For the current study, investigators evaluated potential effects of the therapy on three domains: language, emotional-behavioral development, and cognition. Children at 17 clinical sites in the United States were assessed by psychologists at 5 years of age. Researchers compared exposure to regimens with atazanavir—linked by some studies to language and social and emotional delays—to combinations that did not include atazanavir. They also looked at whether these effects were different for children whose mothers were receiving antiretroviral therapy before they got pregnant, compared to those whose mothers began treatment after they got pregnant.

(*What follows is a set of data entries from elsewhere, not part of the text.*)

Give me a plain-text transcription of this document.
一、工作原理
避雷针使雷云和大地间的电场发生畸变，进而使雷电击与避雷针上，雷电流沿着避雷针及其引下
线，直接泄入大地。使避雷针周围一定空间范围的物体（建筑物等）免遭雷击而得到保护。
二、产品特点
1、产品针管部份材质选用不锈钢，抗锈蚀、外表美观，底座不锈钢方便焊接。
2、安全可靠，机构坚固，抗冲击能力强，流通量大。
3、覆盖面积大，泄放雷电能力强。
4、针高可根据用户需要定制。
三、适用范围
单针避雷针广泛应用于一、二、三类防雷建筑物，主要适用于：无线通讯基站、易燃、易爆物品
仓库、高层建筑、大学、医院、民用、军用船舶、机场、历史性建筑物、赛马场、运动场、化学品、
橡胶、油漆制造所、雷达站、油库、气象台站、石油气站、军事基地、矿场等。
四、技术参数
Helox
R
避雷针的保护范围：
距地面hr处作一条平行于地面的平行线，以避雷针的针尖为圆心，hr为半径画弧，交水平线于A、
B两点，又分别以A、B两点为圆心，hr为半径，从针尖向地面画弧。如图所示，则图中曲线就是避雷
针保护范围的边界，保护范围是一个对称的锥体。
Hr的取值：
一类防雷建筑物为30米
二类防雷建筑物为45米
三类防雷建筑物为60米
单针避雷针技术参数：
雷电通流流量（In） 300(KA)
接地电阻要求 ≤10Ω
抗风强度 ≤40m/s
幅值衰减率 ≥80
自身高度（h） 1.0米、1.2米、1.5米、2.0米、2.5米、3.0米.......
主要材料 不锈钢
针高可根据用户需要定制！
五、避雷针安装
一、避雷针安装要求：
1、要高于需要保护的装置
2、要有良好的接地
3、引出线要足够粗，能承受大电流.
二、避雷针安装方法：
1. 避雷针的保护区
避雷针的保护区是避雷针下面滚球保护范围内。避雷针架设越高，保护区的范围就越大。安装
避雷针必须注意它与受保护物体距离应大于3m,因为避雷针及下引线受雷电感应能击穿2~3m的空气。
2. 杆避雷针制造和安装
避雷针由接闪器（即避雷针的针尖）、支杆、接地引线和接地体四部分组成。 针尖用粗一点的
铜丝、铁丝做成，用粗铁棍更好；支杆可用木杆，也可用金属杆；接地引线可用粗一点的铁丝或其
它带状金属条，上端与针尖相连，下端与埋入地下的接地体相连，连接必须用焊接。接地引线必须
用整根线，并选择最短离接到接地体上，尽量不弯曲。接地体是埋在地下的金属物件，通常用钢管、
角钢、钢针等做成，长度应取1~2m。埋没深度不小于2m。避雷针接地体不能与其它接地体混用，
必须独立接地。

Of the 230 children whose mothers were already receiving treatment when they became pregnant, 15% had lower scores in one developmental domain and 8% had challenges in at least two of the three developmental domains. However, of the 461 children whose mothers began therapy during pregnancy, 21% had a delay in one developmental domain and 12% demonstrated delays in at least two of the three developmental domains.

Among children whose mothers started treatment during pregnancy, those whose mothers’ regimens included atazanavir had a 70% greater chance of having one or more developmental lags, compared to children of mothers on other regimens. However, researchers did not observe this increased risk associated with atazanavir among children whose mothers were already on antiretroviral therapy when they became pregnant.


The authors said that their study is the first to identify the potential risk across multiple neurodevelopmental domains among HIV-free children born to mothers receiving antiretroviral treatment during pregnancy. Many previous studies evaluated only very young children, whose problems may not have been readily apparent at a young age. The current study detected increased developmental risk at five years, a critical age when young children often initiate formal schooling.

The authors stressed that it is very important for prospective mothers with HIV to take antiretroviral therapy during pregnancy to prevent HIV transmission to the baby. However, the authors concluded that their study highlights the need to periodically assess children exposed to antiretroviral therapy in the womb so that delays can be identified early when opportunities for support and intervention are greatest. The authors added that for people living with HIV who are aware of their HIV status and could become pregnant, it is especially important to be on antiretroviral therapy to help protect the health of the fetus in case they do become pregnant.


Yao, TJ, et al. In utero antiretroviral exposure and risk of neurodevelopmental problems in HIV-exposed uninfected 5-year-old children. AIDS Patient Care and STDs. 2023.